Attribution of DynaMoE performance gains given missing standard MoE baselines

Ascertain whether the reported performance improvements of DynaMoE are primarily attributable to the proposed layer-wise expert scheduling strategies and dynamic percentile-threshold routing, or whether they instead result from comparisons against Mixture-of-Experts baselines that omit standard capacity constraints and auxiliary load-balancing losses (e.g., those used in Switch Transformer, GShard top-2 routing, and expert-choice routing). Conduct controlled ablations including these established baselines to isolate the contribution of scheduling and dynamic routing from the effects of missing regularization and capacity control.

Background

DynaMoE introduces dynamic token-level expert activation and layer-wise expert scheduling, and is evaluated against a dense MLP and a uniform MoE variant without auxiliary load-balancing losses. Standard MoE systems such as Switch Transformer and GShard typically include capacity factors and auxiliary balancing losses to prevent load collapse and manage overflow.

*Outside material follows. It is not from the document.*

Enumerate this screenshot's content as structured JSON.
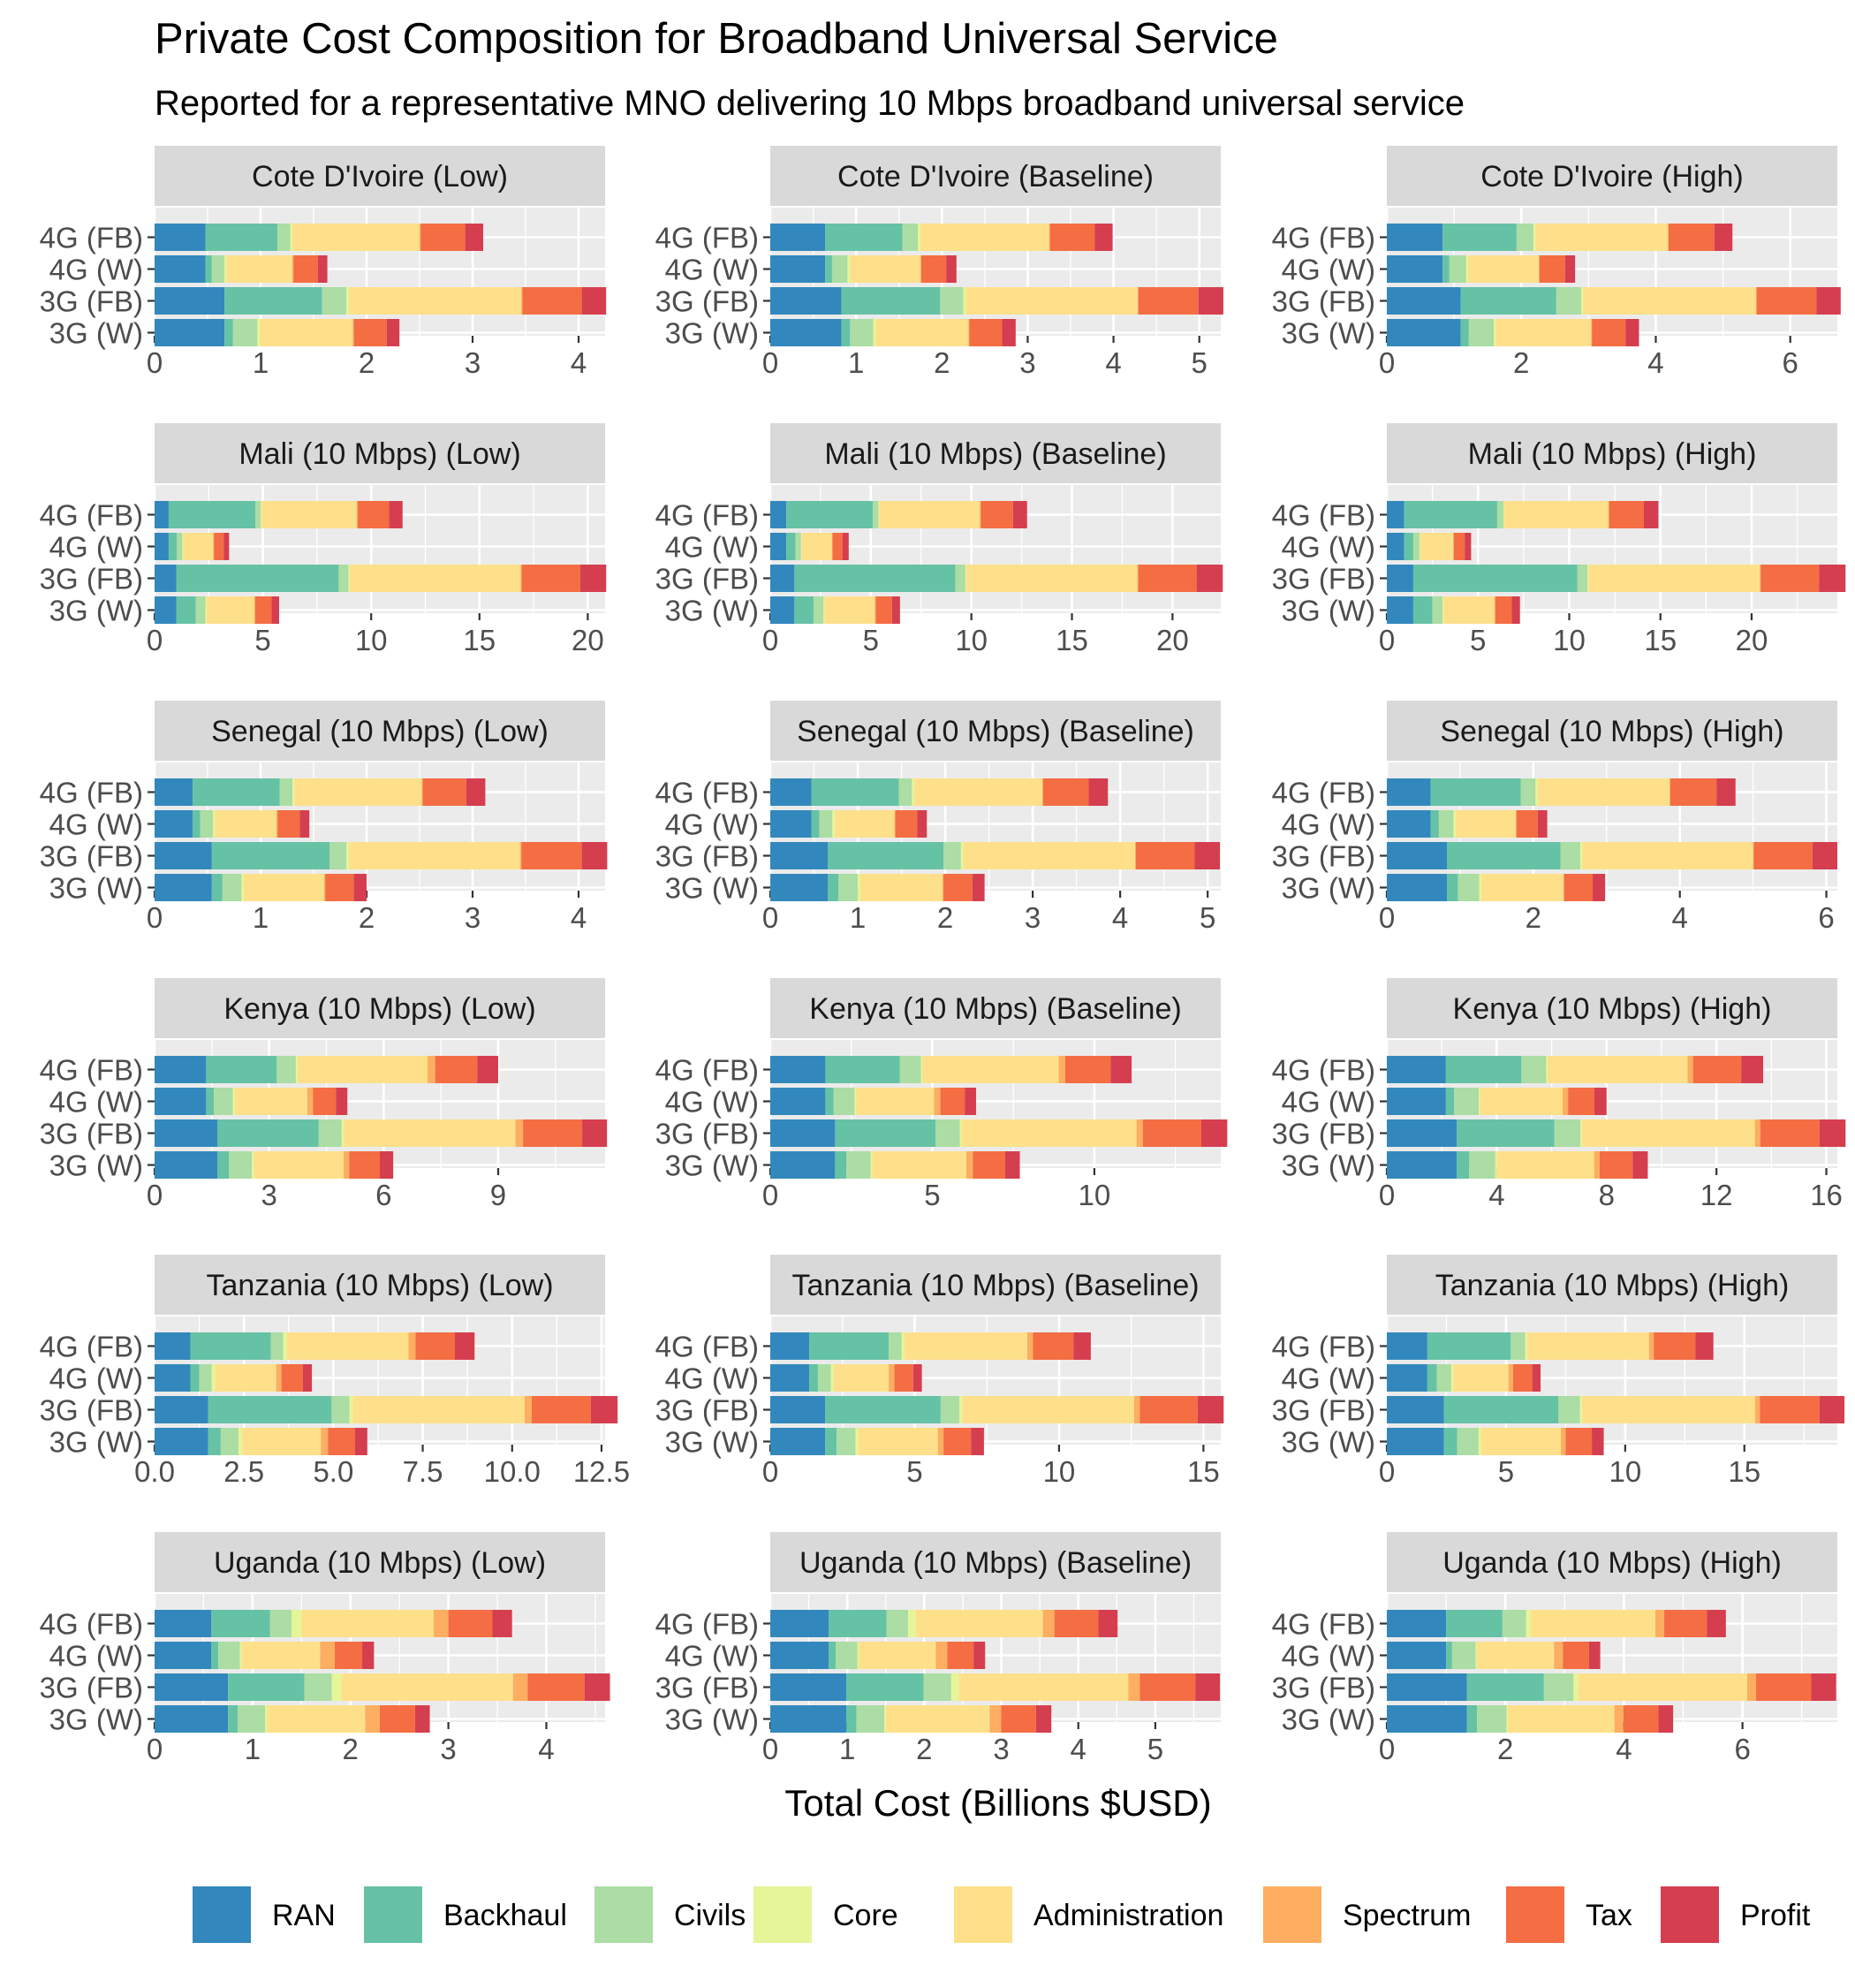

The authors explicitly note the absence of these standard baselines and regularization mechanisms in their comparisons, which creates ambiguity about the true source of the observed gains. Establishing whether improvements stem from DynaMoE’s scheduling and routing mechanisms or from the lack of baseline regularization requires controlled experiments against standard, load-balanced MoE baselines.

References

Without these, it is unclear whether DynaMoE gains arise from scheduling choices or simply from MoE without the regularization that published systems require for stability.

DynaMoE: Dynamic Token-Level Expert Activation with Layer-Wise Adaptive Capacity for Mixture-of-Experts Neural Networks  (2603.01697 - Gülmez, 2 Mar 2026) in Subsection "Limitations" (Section 7), Item 2: "Missing standard MoE baselines"